Tests are now typed by severity:

  • Gate (short-circuit): test_0_playability — can ffprobe decode the file and is duration > 0? If not, nothing else matters.
  • Blocking: dimensions, duration parity, audio preservation. Any failure → hard fail.
  • Quality (tiered): pixel match rate, sharpness ratio. These have both a warn threshold and a hard floor.

Four thresholds in config.yaml

ThresholdValueMeaning
min_pixel_match_rate0.90warn threshold — above this, VERIFIED
pixel_match_rate_floor0.70hard floor — below this, FAILED
min_sharpness_ratio0.75warn threshold
sharpness_ratio_floor0.60hard floor

The quality flags pipeline

verify() always returns quality_metrics.
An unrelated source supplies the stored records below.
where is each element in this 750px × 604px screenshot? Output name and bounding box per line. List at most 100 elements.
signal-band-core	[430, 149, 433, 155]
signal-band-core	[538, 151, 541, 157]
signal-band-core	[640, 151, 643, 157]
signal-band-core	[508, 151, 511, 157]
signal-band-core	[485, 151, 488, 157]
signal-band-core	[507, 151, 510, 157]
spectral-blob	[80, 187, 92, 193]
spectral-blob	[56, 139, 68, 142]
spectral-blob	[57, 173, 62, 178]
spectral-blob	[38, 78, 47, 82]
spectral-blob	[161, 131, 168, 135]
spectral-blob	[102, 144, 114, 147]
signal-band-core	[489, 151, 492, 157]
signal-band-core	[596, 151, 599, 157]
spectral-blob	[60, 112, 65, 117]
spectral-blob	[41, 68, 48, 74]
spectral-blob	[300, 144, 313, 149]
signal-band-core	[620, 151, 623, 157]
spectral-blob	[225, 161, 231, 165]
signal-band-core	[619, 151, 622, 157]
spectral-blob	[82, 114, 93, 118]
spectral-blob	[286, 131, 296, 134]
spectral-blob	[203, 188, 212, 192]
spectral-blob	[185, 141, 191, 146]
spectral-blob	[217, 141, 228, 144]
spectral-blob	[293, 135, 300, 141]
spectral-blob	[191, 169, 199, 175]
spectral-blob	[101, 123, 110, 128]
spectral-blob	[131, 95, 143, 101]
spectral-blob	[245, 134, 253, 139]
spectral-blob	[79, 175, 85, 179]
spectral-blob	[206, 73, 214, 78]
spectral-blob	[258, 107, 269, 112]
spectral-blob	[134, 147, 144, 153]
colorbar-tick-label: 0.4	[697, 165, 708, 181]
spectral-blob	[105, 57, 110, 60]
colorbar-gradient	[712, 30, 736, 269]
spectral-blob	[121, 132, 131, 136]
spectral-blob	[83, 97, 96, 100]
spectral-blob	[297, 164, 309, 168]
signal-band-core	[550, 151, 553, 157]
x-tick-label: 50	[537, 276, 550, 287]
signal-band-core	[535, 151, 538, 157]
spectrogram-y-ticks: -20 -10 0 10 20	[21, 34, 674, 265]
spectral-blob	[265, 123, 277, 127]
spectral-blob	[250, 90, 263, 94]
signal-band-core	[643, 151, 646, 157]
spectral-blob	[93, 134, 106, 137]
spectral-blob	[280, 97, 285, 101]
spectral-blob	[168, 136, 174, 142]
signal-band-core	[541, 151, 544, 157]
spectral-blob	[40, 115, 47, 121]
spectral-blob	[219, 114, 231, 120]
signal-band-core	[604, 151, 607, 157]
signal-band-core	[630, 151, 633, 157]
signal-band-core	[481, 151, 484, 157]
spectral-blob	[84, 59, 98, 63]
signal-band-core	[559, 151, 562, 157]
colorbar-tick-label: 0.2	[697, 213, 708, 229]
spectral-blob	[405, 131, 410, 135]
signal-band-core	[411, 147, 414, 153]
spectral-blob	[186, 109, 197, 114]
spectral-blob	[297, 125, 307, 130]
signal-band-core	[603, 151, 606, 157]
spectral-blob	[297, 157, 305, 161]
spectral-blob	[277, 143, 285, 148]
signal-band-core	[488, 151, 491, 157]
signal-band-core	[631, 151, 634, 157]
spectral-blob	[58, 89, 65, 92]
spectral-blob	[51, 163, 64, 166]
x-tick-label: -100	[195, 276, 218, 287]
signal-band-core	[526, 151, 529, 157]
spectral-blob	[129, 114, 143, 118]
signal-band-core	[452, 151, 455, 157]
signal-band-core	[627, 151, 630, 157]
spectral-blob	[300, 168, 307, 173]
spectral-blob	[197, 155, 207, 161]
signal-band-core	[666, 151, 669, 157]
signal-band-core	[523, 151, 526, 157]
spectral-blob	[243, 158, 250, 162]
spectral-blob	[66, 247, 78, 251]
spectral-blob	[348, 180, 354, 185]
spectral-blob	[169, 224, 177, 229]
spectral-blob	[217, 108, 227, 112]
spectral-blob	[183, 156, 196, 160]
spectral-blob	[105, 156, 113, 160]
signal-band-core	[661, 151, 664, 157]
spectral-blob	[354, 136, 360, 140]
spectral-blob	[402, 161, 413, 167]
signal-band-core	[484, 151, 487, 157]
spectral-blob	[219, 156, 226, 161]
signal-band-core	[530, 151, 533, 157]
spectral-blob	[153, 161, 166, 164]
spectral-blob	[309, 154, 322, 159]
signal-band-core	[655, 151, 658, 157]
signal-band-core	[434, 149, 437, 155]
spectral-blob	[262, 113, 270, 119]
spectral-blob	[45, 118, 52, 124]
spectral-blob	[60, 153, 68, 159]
The entrypoint writes a quality_flags_<ratio>.json per output ratio, reads them back, and includes them in the complete callback to the API. A new quality_flags JSON column on the jobs table stores them. GET /api/jobs/{id} exposes the data.

Why this matters architecturally

The system is moving from gatekeeping to observability. Every delivered job now carries a quantitative quality signal. In future iterations, these metrics can drive: alerting on systematic quality degradation, A/B testing of effect classifier improvements, and data-driven floor adjustments as the platform processes more diverse content.

The verifier isn't just a pass/fail gate anymore — it's a continuous measurement instrument.